It’s a never ending struggle

Outlook.com does not make this fix obvious, but it is fairly easy. In fact, it’s gotten easier in recent years.
Let’s take some steps in Outlook.com to stop emails we want from going to the junk mail folder.
How Do I Stop Email From Going to Junk in Outlook.com?
There are steps you can take to stop email from landing in the junk folder.
- Add the email address or domain to the Safe Senders list.
- Add the email address to your Contacts.
- Tell Outlook.com to trust your Contacts.
Add to Safe Senders
There is a feature designed specifically for this purpose: the Safe Senders list.
Click the gear icon in Outlook.com’s upper right. Click Mail (if not already selected), and then click Junk email.
You may need to scroll down to find “Safe senders and domains”. Underneath that, click Add safe sender.
You can add either specific email addresses or domains.
- Add specific emails, like “leo@askleo.com”, to indicate that messages from that specific address should never be marked as junk. Use this for specific individuals and companies whose emails you never want to miss.
- Add an email domain, such as “askleo.com”, to indicate that messages from any email address on that domain should never be marked as spam. Use this sparingly. For example, you should never specify a general-purpose domain like “gmail.com” or “outlook.com”, since lots of spam comes from those domains. However, you might specify the email domain of your bank or other important senders, so you’ll get all their emails regardless of who at that company sends them.
Add to Contacts
Your contacts can also be used to prevent accidental junking.
When viewing a message in Outlook.com, hover your mouse over the “From” address. Outlook.com displays a small card with information about the sender. If you don’t move the mouse, the card will expand to include more information.
Click on the ellipsis near the top of the card, and then click on Add to contacts. That will add this email address to your contacts list.

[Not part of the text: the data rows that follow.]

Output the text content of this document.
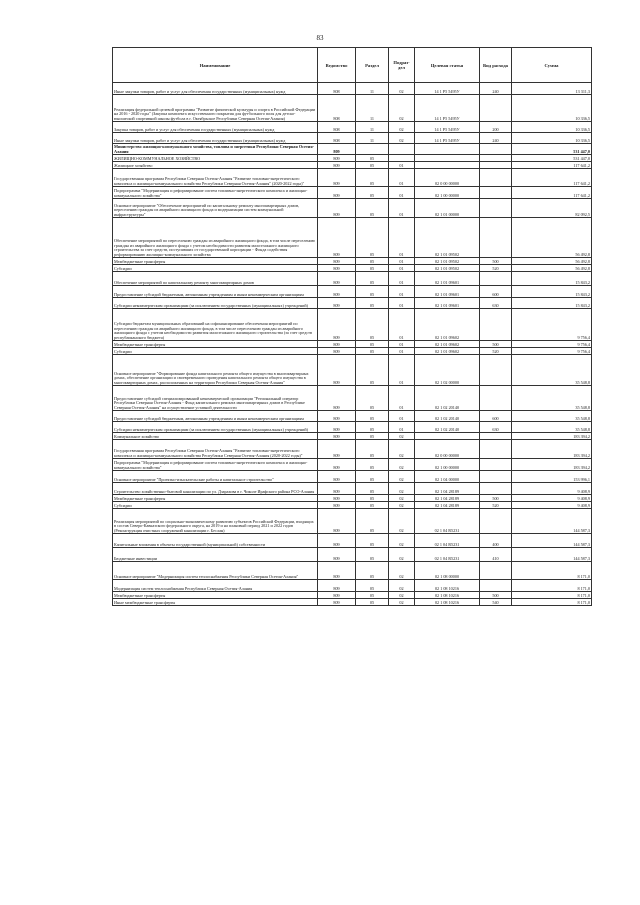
83
Наименование	Ведомство	Раздел	Подраз-дел	Целевая статья	Вид расхода	Сумма
Иные закупки товаров, работ и услуг для обеспечения государственных (муниципальных) нужд	808	11	02	14 1 P5 5495У	240	13 311,3
Реализация федеральной целевой программы "Развитие физической культуры и спорта в Российской Федерации на 2016 - 2020 годы" (Закупка комплекта искусственного покрытия для футбольного поля для детско-юношеской спортивной школы футбола в г. Октябрьское Республики Северная Осетия-Алания)	808	11	02	14 1 P5 5495У		10 336,5
Закупка товаров, работ и услуг для обеспечения государственных (муниципальных) нужд	808	11	02	14 1 P5 5495У	200	10 336,5
Иные закупки товаров, работ и услуг для обеспечения государственных (муниципальных) нужд	808	11	02	14 1 P5 5495У	240	10 336,5
Министерство жилищно-коммунального хозяйства, топлива и энергетики Республики Северная Осетия-Алания	809					531 447,0
ЖИЛИЩНО-КОММУНАЛЬНОЕ ХОЗЯЙСТВО	809	05				531 447,0
Жилищное хозяйство	809	05	01			117 641,2
Государственная программа Республики Северная Осетия-Алания "Развитие топливно-энергетического комплекса и жилищно-коммунального хозяйства Республики Северная Осетия-Алания" (2020-2022 годы)"	809	05	01	02 0 00 00000		117 641,2
Подпрограмма "Модернизация и реформирование систем топливно-энергетического комплекса и жилищно-коммунального хозяйства"	809	05	01	02 1 00 00000		117 641,2
Основное мероприятие "Обеспечение мероприятий по капитальному ремонту многоквартирных домов, переселению граждан из аварийного жилищного фонда и модернизации систем коммунальной инфраструктуры"	809	05	01	02 1 01 00000		82 092,5
Обеспечение мероприятий по переселению граждан из аварийного жилищного фонда, в том числе переселению граждан из аварийного жилищного фонда с учетом необходимости развития малоэтажного жилищного строительства за счет средств, поступивших от государственной корпорации - Фонда содействия реформированию жилищно-коммунального хозяйства	809	05	01	02 1 01 09502		56 492,8
Межбюджетные трансферты	809	05	01	02 1 01 09502	500	56 492,8
Субсидии	809	05	01	02 1 01 09502	520	56 492,8
Обеспечение мероприятий по капитальному ремонту многоквартирных домов	809	05	01	02 1 01 09601		15 843,2
Предоставление субсидий бюджетным, автономным учреждениям и иным некоммерческим организациям	809	05	01	02 1 01 09601	600	15 843,2
Субсидии некоммерческим организациям (за исключением государственных (муниципальных) учреждений)	809	05	01	02 1 01 09601	630	15 843,2
Субсидии бюджетам муниципальных образований на софинансирование обеспечения мероприятий по переселению граждан из аварийного жилищного фонда, в том числе переселению граждан из аварийного жилищного фонда с учетом необходимости развития малоэтажного жилищного строительства (за счет средств республиканского бюджета)	809	05	01	02 1 01 09602		9 756,4
Межбюджетные трансферты	809	05	01	02 1 01 09602	500	9 756,4
Субсидии	809	05	01	02 1 01 09602	520	9 756,4
Основное мероприятие "Формирование фонда капитального ремонта общего имущества в многоквартирных домах, обеспечение организации и своевременного проведения капитального ремонта общего имущества в многоквартирных домах, расположенных на территории Республики Северная Осетия-Алания"	809	05	01	02 1 02 00000		35 548,8
Предоставление субсидий специализированной некоммерческой организации "Региональный оператор Республики Северная Осетия-Алания - Фонд капитального ремонта многоквартирных домов в Республике Северная Осетия-Алания" на осуществление уставной деятельности	809	05	01	02 1 02 20140		35 548,8
Предоставление субсидий бюджетным, автономным учреждениям и иным некоммерческим организациям	809	05	01	02 1 02 20140	600	35 548,8
Субсидии некоммерческим организациям (за исключением государственных (муниципальных) учреждений)	809	05	01	02 1 02 20140	630	35 548,8
Коммунальное хозяйство	809	05	02			183 394,2
Государственная программа Республики Северная Осетия-Алания "Развитие топливно-энергетического комплекса и жилищно-коммунального хозяйства Республики Северная Осетия-Алания (2020-2022 годы)"	809	05	02	02 0 00 00000		183 394,2
Подпрограмма "Модернизация и реформирование систем топливно-энергетического комплекса и жилищно-коммунального хозяйства"	809	05	02	02 1 00 00000		183 394,2
Основное мероприятие "Проектно-изыскательские работы и капитальное строительство"	809	05	02	02 1 04 00000		153 996,1
Строительство хозяйственно-бытовой канализации по ул. Дзарахова в г. Чиколе Ирафского района РСО-Алания	809	05	02	02 1 04 28189		9 408,9
Межбюджетные трансферты	809	05	02	02 1 04 28189	500	9 408,9
Субсидии	809	05	02	02 1 04 28189	520	9 408,9
Реализация мероприятий по социально-экономическому развитию субъектов Российской Федерации, входящих в состав Северо-Кавказского федерального округа, на 2019 и на плановый период 2021 и 2022 годов (Реконструкция очистных сооружений канализации г. Беслан)	809	05	02	02 1 04 R5231		144 587,3
Капитальные вложения в объекты государственной (муниципальной) собственности	809	05	02	02 1 04 R5231	400	144 587,3
Бюджетные инвестиции	809	05	02	02 1 04 R5231	410	144 587,3
Основное мероприятие "Модернизация систем теплоснабжения Республики Северная Осетия-Алания"	809	05	02	02 1 08 00000		8 171,0
Модернизация систем теплоснабжения Республики Северная Осетия-Алания	809	05	02	02 1 08 10216		8 171,0
Межбюджетные трансферты	809	05	02	02 1 08 10216	500	8 171,0
Иные межбюджетные трансферты	809	05	02	02 1 08 10216	540	8 171,0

You can supply additional information if you like, but all you really need to do is click Create to create the contact.
You’re not done!
Click the gear icon in Outlook.com’s upper right, click Mail (if not already selected), and then click Junk email. Scroll down to find “Security options”.
Make sure that the “Trust email from my contacts” is checked, and click Save. Now, email from anyone in your contacts will bypass the junk folder. Consider all the various newsletters, marketers, and other email addresses that end up in contacts before you do this.
An occasional complication
For a variety of reasons, mostly related to fighting spam, a newsletter might come “from” a different address than is displayed in the From: field. For example, for a long time my newsletter:
- Was From: leo@askleo.com
- But was “sent by”: leosanswers@aweber.com
- Which later changed to: leo=askleo.com@send.aweber.com
It’s now back to only “leo@askleo.com”. For now.
Each of those other email addresses might be ones you’d want to add to your safe senders list, or contacts.
Here’s the catch: it’s difficult to determine if one of those other email addresses is being used. Outlook.com, which also keeps changing, has displayed them in the past, so it’s fairly obvious, but it’s also possible that they’re hidden. The only way to know for certain is to look at the email’s full headers for entries related to From, Sent-by, Reply-to, and similar.
I know that’s beyond what most people are comfortable doing.
The good news in my example above is that simply adding my email provider’s domain — aweber.com — to the safe senders list would address them all, whether they’re used or not.
Do this
If you trust all of your contacts, then using “Trust email from my contacts” is perhaps the easiest solution of all.
On the other hand, if you want more control without worrying about your contacts, or if you want to allow email from an entire domain (like, maybe, askleo.com? ), the Safe Sender list is probably the most powerful approach.
Each week, I publish articles like this covering a variety of tech topics and solutions, frequently including topics related to Outlook.com. Subscribe to Confident Computing for more articles that help you solve problems, stay safe, and increase your confidence with technology, delivered to your inbox once a week.
Interesting. I’ve never had to jump through all of these hoops in Gmail. I wonder why.
In my opinion Gmail still has the best spam filter. It’s not perfect, but you’re quite right: it’s rare that these types of steps are required there.
Absolutely correct… it isn’t perfect. Nothing ever is. I’ve had emails come in from subscribed addresses suddenly go to spam. Checking them and nothing has changed, even that encoding bit that one generally doesn’t see, and most likely don’t look for either.
Just vagaries of technology as far as I’m concerned. And only a handful have been sent there by trigger words in the body of the email.
I think that Gmail may be Spanish or similar… seems to be a situation of Kay Sarah Sarah.
I had a similar problem, but eventually realised that my service provider was moving stuff into Spam before my Outlook app downloaded it via IMAP. It seems that Outlook rules only work on the Inbox folder so it was impossible to unspam it within Outlook. For each sender I had to log into my Virginmedia email account and fix it there.